More than 600 people attempting to cross the Mediterranean on board a drifting fishing vessel were rescued on Saturday by a merchant vessel and coastguards off Calabria, at the southern tip of Italy.
They were landed in several ports in Sicily.
The authorities also recovered five bodies of migrants who had died in so far undetermined circumstances.
On the island of Lampedusa, some 522 people from Afghanistan, Pakistan, Sudan, Ethiopia and Somalia, among others, arrived from the late hours of Saturday in 15 different boats from Tunisia and Libya.
According to the Italian media, the island's reception centre has been overwhelmed.
With a capacity of 250-300 people, it currently hosts 1,200, according to the Ansa news agency.
According to La Sicilia daily, the latest arrivals on Lampedusa came both by ships carrying dozens, even hundreds of people, as well as by small inflatable boats.
Four Tunisians, including one woman, ran aground during the night on the beach of Cala Pisana after crossing the stretch of sea separating Tunisia and the Italian island, the daily said.

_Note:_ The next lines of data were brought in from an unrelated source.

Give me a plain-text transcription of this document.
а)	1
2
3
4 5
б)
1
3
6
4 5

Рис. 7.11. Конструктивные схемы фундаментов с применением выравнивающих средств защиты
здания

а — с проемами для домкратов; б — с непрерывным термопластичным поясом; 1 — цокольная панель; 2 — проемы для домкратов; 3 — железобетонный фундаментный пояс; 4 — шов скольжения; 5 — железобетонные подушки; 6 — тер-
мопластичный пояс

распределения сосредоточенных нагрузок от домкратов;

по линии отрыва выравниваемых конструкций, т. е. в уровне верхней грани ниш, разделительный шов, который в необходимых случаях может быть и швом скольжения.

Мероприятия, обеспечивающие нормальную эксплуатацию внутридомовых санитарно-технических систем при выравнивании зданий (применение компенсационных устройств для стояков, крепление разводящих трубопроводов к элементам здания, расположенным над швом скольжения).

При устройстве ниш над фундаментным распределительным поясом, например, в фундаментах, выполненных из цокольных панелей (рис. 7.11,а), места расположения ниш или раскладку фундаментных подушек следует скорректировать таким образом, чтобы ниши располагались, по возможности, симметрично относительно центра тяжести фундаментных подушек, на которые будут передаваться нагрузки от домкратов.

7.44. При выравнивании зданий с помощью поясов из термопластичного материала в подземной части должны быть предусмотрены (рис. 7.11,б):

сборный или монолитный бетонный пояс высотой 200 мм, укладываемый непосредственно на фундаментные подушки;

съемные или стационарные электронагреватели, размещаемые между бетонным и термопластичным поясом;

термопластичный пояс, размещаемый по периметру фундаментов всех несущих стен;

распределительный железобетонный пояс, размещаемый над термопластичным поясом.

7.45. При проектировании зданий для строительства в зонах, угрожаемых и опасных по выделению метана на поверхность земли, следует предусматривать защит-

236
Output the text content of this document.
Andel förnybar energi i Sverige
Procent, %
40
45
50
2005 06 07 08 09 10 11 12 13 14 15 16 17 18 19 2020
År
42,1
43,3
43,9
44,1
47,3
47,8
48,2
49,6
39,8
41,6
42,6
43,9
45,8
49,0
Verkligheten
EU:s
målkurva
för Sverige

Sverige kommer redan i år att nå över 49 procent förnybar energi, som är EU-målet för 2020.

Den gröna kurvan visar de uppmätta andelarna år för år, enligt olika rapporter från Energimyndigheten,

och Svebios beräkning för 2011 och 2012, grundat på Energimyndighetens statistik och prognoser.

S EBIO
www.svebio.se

At the same time, it said that coastguards had intercepted a 13-metre (43-foot) ship which had departed from the northwestern Libyan city of Zawiya with 123 people from Pakistan, Bangladesh, Egypt and Sudan on board.
Most dangerous route
Offshore NGOs continued to recover hundreds of migrants in distress in the Mediterranean.
SeaWatch reported that it had carried out four rescue operations on Saturday.
"On board SeaWatch3, we have 428 people, including women and children, a woman nine months pregnant and a patient with severe burns," it said on its Twitter account.
OceanViking, operated by non-governmental organisation SOS Mediterranean, reported that it had recovered 87 people, including 57 unaccompanied minors, who were crammed onto "an overcrowded inflatable boat in distress in international waters off Libya".
The Central Mediterranean migration route is the most dangerous in the world.
The International Organization for Migration estimates that 990 people have died and disappeared since the beginning of the year.
The latest inflow of migrants comes at a politically sensitive time in Italy.
Reformist Prime Minister Mario Draghi resigned last week after being toppled by parties in his national unity government.
Italian President Sergio Mattarella has dissolved parliament and set September 25 for new elections to be held.
But Draghi's coalition could be replaced by a government dominated by the eurosceptic Brothers of Italy party and the pro-Russian, anti-immigration League.
Together the two parties are polling at almost 40 percent of the vote.
In a tweet on Sunday, Matteo Salvini, leader of the League, deplored 411 illegal migrants having arrived in a few hours on Lampedusa.
"On September 25, Italians will be able to finally choose change: for the return of security, of courage and of border control," he wrote.